Para o sociólogo Tiago Pereira Andrade, coordenador e professor na Escola Superior de Propaganda e Marketing (ESPM), Betinho deixou três lições. "A primeira, para os acadêmicos: o dever de aproximar a teoria e a prática na sociologia, mesmo que muitos sociólogos não tenham conseguido chegar nem perto disso", diz ele.
"Sua luta humanitária contra a desigualdade, pelos que passam fome… Ele tratava de denunciar os abismos sociais e salvar vidas de uma forma urgente e direta", aponta Andrade.
A segunda lição é, segundo o professor, a cidadania. "Ser cidadão não é somente cumprir seus deveres cívicos cumprindo leis, mas é se sentir realmente parte do tecido social", explica. "A marca da cidadania passa pela solidariedade, simpatia, empatia e entendimento que o que nos faz humanos é a proteção da espécie, independentemente de qualquer ideologia."
Por fim, ele ressalta que sua trajetória foi toda marcada pela superação, com o enfrentamento de doenças difíceis. "E, mesmo sofrendo tudo isso, lutou em movimentos estudantis, foi perseguido pela ditadura militar, foi um grande acadêmico, teve grande atuação política, liderou diversos movimentos sociais, sempre com bandeiras nobres”, acrescenta Andrade.
Hemofílico — assim como eram sua mãe e seus dois irmãos, o cartunista Henfil e o músico Chico Mário (1948-1988) —, desde a infância teve a saúde frágil.
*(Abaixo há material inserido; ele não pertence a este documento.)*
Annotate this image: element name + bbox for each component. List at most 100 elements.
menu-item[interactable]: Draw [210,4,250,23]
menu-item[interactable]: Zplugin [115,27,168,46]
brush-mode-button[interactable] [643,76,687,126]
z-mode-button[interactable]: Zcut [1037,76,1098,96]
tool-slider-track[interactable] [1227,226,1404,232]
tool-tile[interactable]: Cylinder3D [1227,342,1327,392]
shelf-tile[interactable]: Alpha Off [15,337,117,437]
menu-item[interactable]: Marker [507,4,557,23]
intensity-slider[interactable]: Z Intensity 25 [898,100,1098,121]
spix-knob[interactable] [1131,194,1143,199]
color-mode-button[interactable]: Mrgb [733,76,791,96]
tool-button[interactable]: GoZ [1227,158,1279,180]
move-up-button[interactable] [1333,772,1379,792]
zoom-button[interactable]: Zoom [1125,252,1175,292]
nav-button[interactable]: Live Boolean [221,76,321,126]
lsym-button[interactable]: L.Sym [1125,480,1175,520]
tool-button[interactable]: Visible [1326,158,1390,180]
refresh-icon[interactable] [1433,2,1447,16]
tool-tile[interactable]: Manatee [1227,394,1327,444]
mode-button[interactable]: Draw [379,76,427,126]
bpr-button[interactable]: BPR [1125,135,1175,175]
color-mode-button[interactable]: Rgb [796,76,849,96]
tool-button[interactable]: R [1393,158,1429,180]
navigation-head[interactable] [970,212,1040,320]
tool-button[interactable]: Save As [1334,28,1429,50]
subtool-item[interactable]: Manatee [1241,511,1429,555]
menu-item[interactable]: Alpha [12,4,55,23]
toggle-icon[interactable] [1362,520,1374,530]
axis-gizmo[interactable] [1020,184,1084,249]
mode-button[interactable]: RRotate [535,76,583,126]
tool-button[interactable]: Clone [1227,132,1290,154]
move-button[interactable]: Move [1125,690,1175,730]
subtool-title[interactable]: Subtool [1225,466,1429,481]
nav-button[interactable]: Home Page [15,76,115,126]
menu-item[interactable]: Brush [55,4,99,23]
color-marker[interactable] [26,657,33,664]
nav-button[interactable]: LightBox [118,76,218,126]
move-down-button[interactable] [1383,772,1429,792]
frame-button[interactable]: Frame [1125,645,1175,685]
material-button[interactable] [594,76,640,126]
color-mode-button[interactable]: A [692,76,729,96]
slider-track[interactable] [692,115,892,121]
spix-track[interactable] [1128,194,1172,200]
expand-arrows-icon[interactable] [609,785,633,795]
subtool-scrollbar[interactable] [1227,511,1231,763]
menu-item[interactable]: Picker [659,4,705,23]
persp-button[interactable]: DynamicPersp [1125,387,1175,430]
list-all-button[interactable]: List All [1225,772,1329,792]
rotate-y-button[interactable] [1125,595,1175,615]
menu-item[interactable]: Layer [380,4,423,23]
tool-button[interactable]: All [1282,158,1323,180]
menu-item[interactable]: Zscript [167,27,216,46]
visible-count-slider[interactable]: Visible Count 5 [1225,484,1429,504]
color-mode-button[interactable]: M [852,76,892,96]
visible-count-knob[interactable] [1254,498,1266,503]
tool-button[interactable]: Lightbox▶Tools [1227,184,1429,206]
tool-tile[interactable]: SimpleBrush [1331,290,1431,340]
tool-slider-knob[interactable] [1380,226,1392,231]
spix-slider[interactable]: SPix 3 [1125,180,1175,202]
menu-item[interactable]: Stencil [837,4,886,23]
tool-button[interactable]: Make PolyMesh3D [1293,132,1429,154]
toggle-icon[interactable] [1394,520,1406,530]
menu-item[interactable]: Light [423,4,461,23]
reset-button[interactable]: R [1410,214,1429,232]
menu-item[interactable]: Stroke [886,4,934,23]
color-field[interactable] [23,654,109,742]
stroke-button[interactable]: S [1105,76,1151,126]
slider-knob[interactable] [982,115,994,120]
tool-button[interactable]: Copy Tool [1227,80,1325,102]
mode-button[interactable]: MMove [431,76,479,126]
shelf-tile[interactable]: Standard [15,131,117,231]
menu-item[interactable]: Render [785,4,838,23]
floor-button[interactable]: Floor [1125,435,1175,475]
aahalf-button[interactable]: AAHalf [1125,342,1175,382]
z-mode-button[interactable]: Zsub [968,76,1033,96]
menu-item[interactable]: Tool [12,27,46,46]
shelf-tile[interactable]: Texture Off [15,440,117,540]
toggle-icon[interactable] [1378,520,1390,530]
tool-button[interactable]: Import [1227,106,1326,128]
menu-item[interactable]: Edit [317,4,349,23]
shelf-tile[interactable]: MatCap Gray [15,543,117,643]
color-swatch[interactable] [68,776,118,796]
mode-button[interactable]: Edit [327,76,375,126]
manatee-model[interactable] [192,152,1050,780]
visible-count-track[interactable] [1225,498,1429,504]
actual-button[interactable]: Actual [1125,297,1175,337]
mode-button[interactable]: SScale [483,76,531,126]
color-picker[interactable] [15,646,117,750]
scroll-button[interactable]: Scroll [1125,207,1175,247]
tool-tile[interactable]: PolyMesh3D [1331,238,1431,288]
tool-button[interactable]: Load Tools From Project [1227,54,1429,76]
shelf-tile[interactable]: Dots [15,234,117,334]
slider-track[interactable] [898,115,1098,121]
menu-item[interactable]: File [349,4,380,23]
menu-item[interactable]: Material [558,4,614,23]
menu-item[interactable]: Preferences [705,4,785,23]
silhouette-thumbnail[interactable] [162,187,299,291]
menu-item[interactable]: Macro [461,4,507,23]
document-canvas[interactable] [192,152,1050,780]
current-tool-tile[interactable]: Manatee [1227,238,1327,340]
Em 1986 descobriu que era soropositivo, tendo contraído o HIV em alguma das transfusões de sangue a que era obrigado a se submeter periodicamente por conta da hemofilia. Junto a amigos, fundou e presidiu a Associação Brasileira Interdisciplinar de Aids (Abia).
"Precisamos de milhares de ‘betinhos' e ‘betinhas'"
Altemeyer destaca a "sintonia e leveza pessoal no viver democrático" como as grandes qualidades de Betinho. "Para ele, a democracia era mais do que um conceito, um projeto ou um sistema. Era o andar cotidiano vivido, sofrido e alegremente sonhado", comenta.
"As atuações de Betinho passam pelos setores público, privado e terceiro setor”, pontua Andrade. "Ele liderou inúmeros movimentos de combate à fome e a pobreza, participando de campanhas veiculados nos principais canais midiáticos da época. Nesse sentido, contribuiu muito para uma mudança de mentalidade coletiva em relação ao assunto", diz o sociólogo.
"Depois de 25 anos de sua morte, Betinho segue sendo um símbolo forte a mexer com nossas entranhas e nosso pensamento", enfatiza Altemeyer. "Precisamos ensinar nossa juventude com a vida e as práticas de Betinho, em tantas frentes de sua luta: aids, hemofilia, fome, democracia, economia, transnacionais, luta pela Terra, pela sociedade justa e fraterna."
"Ele segue como farol potente para o Brasil não naufragar. Precisamos de milhares de adolescentes ‘betinhos' e ‘betinhas'", diz o professor.
Betinho morreu em 9 de agosto de 1997, há 25 anos, quando já estava bastante debilitado pela aids. A doença que o levou à morte foi a hepatite C, também adquirida por transfusão de sangue. Ele tinha 61 anos e morreu em casa, no Rio.